Mabel had almost nothing to say. She made no effort whatever, but Mrs. Cutting, accustomed all her life to lead in conversation, as well as to keep it from flagging, entertained the guest so conscientiously that he hardly had time to feel snubbed by the young beauty. Mrs. Cutting’s talk rarely bored him, for she had a wide range of subjects and never clung too long to any one of them, after the fashion of some Americans, and he at least found time to realize that he could not have stood the same amount of chatter from a miss of one season. Mabel’s new reticence became her, the more particularly as when she did speak it was to the point; and it was more and more apparent that she was not the charming little goose he had thought her in Munich. But he was taken aback, as they left the dining room, to receive a polite good night from the young lady, who floated down the long line of rooms and disappeared.

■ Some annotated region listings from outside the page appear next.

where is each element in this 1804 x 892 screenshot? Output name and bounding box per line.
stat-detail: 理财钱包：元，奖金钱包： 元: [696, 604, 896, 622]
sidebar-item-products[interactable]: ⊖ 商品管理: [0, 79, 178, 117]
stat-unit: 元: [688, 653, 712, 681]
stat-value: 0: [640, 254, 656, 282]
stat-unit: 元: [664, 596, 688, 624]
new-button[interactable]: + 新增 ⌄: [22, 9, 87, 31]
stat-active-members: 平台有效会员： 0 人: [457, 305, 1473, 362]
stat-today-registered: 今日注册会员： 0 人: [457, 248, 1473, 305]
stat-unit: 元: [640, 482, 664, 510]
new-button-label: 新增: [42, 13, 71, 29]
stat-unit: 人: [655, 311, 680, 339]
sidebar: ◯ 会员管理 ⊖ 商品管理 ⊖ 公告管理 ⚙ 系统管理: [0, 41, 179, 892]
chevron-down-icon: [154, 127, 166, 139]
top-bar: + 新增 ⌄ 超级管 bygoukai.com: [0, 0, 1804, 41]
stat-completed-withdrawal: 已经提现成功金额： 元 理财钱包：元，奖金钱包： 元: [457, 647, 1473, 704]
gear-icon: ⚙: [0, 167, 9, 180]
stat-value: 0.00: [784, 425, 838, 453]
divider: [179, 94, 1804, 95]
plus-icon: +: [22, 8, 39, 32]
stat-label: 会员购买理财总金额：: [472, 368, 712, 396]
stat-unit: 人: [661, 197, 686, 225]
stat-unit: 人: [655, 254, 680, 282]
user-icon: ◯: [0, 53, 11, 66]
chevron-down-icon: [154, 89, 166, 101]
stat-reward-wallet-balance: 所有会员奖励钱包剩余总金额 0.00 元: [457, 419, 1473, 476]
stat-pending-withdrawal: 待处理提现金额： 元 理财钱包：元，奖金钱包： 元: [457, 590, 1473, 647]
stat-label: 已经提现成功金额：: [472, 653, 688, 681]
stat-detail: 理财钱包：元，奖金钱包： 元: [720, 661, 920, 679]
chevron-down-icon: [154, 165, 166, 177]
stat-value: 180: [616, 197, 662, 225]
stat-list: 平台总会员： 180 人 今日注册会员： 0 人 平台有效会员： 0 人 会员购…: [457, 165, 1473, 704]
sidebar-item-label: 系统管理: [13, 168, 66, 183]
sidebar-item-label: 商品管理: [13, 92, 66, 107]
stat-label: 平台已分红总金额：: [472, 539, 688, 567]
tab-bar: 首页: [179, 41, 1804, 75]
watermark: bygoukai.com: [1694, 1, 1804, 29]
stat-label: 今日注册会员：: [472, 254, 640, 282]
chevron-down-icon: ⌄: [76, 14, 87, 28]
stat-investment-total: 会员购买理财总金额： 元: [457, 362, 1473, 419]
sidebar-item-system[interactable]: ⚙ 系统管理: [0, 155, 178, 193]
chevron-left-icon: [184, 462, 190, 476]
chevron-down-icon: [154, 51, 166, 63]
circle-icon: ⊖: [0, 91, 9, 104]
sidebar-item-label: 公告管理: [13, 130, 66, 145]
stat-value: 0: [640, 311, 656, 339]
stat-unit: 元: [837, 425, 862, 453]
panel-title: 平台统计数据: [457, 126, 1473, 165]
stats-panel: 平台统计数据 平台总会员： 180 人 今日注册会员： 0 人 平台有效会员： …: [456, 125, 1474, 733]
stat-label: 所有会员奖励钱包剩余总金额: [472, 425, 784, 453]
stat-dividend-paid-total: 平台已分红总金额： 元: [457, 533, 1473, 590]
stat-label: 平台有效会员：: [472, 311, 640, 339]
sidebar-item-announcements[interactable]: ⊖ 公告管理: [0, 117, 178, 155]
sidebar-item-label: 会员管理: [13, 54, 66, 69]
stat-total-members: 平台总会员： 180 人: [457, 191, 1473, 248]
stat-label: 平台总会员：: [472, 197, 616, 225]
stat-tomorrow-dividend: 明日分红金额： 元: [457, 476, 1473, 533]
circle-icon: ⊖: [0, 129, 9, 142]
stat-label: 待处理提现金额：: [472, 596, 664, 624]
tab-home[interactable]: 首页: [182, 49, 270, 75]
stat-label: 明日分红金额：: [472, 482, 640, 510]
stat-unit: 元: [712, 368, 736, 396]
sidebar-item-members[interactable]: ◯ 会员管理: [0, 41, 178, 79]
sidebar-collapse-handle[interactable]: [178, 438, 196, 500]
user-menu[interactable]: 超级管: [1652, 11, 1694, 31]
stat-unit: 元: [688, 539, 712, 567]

Mrs. Cutting bit her lip and tapped her fan in manifest annoyance as she led the way to the front drawing-room. “Mabel has a slight headache,” she said apologetically. “She always droops a little in warm weather. She wants to return to the country; but I shall continue to be very frank with you, Mr. Ordham—I am most anxious that you should know one another.”
“It looks as if the less she knows me the better she may like me.” Ordham spoke with some humour; he was piqued but not angry. “However, I shall always be grateful to you for letting me look at her.”
“Ah! You do think my chick a beauty?” There was a little break in Mrs. Cutting’s cultivated voice, but she did not lift her eyes to Ordham’s.
“I have never seen a girl half as beautiful.”